In the following steps, these example switch names are used for the new rack (Rn+1):

  • rack5sw-roces0: Rack 5 spine switch (R5SS)
  • rack5sw-rocea0: Rack 5 lower leaf switch (R5LL)
  • rack5sw-roceb0: Rack 5 upper leaf switch (R5UL)
  1. Ensure the new rack is near the existing racks (R1, R2, …, Rn).
    The RDMA Network Fabric cables must be able to reach the servers in each rack.
  2. Ensure you have a backup of the current switch configuration for each switch in the existing racks and the new rack.
    For each switch, complete the steps in the Oracle Exadata Database Machine Maintenance Guide, section Backing Up Settings on the RoCE Network Fabric Switch.
  3. Shut down all servers in the new rack (Rn+1).
    Refer to Powering Off Oracle Exadata Rack. The switches must remain online and available.
  4. Verify the configuration of the existing RoCE Network Fabric switches.

    Before you configure the RoCE Network Fabric switches in the new rack (Rn+1), check the configuration of the RoCE Network Fabric switches in the existing racks (R1, R2, …, Rn). You must do this to ensure that every switch uses a unique loopback octet. The loopback octet is the last octet of the switch loopback IP address.

    1. Connect to an existing RoCE Network Fabric leaf switches and determine the loopback octet for the switch.

      Use the command shown in the following example.

      rack1sw-rocea0# show interface loopback 1 | grep Address
      
      Internet Address is 192.128.10.101/32

      In the example, the loopback octet is 101.

    2. Determine the loopback octet for every other leaf switch.

      Use the command shown in the following example.

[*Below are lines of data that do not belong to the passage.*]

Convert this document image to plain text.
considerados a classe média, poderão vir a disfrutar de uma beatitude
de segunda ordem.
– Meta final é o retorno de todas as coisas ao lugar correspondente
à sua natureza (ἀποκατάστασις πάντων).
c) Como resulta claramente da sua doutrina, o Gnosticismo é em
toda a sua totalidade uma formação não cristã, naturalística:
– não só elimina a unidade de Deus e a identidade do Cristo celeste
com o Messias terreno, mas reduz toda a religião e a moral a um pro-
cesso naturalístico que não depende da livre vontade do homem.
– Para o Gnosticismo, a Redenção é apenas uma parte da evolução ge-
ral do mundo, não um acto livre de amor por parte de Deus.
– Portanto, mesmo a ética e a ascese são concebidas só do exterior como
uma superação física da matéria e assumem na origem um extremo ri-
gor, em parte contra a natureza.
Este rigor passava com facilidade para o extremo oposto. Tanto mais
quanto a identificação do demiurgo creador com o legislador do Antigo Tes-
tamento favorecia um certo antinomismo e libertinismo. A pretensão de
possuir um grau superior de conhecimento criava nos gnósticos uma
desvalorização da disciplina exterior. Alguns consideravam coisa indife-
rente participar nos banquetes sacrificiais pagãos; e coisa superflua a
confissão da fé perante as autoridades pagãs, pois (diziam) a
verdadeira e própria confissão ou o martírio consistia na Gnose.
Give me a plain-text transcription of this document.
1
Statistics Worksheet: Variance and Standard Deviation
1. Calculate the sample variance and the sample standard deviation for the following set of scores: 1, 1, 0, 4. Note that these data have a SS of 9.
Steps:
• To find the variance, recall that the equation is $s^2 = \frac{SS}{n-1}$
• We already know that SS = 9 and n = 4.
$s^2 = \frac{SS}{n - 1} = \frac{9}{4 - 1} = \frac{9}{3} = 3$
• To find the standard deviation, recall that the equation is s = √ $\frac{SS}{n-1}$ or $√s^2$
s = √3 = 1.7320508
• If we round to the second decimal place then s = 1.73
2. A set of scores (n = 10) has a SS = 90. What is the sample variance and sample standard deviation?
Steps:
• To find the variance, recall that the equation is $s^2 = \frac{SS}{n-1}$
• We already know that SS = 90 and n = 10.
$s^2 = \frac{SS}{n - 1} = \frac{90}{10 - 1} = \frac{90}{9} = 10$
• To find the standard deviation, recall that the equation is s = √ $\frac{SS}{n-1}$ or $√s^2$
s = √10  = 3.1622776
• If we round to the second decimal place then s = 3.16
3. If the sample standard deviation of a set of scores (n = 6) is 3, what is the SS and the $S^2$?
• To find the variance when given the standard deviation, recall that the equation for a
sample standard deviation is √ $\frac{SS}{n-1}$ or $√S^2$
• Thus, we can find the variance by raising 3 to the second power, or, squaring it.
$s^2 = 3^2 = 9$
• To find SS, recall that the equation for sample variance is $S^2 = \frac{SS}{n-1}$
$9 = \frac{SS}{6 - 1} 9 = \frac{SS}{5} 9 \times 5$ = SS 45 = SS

      rack1sw-rocea0# show nve peers
      
      Interface Peer-IP                                State LearnType
      --------- -------------------------------------- ----- ---------
      nve1      192.128.10.102                         Up    CP
      nve1      192.128.10.103                         Up    CP
      nve1      192.128.10.104                         Up    CP
      nve1      192.128.10.105                         Up    CP
      nve1      192.128.10.106                         Up    CP
      nve1      192.128.10.107                         Up    CP
      nve1      192.128.10.108                         Up    CP

      In the example, the output shows seven other leaf switches having loopback octet values from 102 to 108. This output is consistent with an existing system containing four racks.

    3. Determine the loopback octet for every spine switch.

      Use the command shown in the following example.

      rack1sw-rocea0# show bgp l2vpn evpn summary | egrep -v
      "BGP|Idle|I|Neighbor|memory"
      
      192.128.10.201 4 65502 9161 581 75716 0 0 08:53:23 3687
      192.128.10.202 4 65502 9160 582 75716 0 0 08:34:20 3687
      192.128.10.203 4 65502 9162 582 75716 0 0 08:41:22 3687
      192.128.10.204 4 65502 9163 582 75716 0 0 08:50:27 3687

      In the example, the output shows four spine switches having loopback octet values from 201 to 204. This output is also consistent with an existing system containing four racks.

    4. Validate the configuration of the existing RoCE Network Fabric switches.

      Check the information gathered from the existing RoCE Network Fabric switches to ensure that every switch uses a unique loopback octet value and that all the values are as expected.

      Verify that the information gathered from the existing RoCE Network Fabric switches conforms to the following conventions:

      • On the leaf switches, the overall range of loopback octet values should start with 101 and increase incrementally (by 1) for each leaf switch.

        According to the best-practice convention, the loopback octet value for each leaf switch should be configured as follows:

        • 101 - Rack 1 lower leaf switch (R1LL)

        • 102 - Rack 1 upper leaf switch (R1UL)

        • 103 - Rack 2 lower leaf switch (R2LL)

        • 104 - Rack 2 upper leaf switch (R2UL)

        • 105 - Rack 3 lower leaf switch (R3LL)

        • 106 - Rack 3 upper leaf switch (R3UL), and so on.

      • On the spine switches, the range of loopback octet values should start with 201 and increase incrementally (by 1) for each spine switch.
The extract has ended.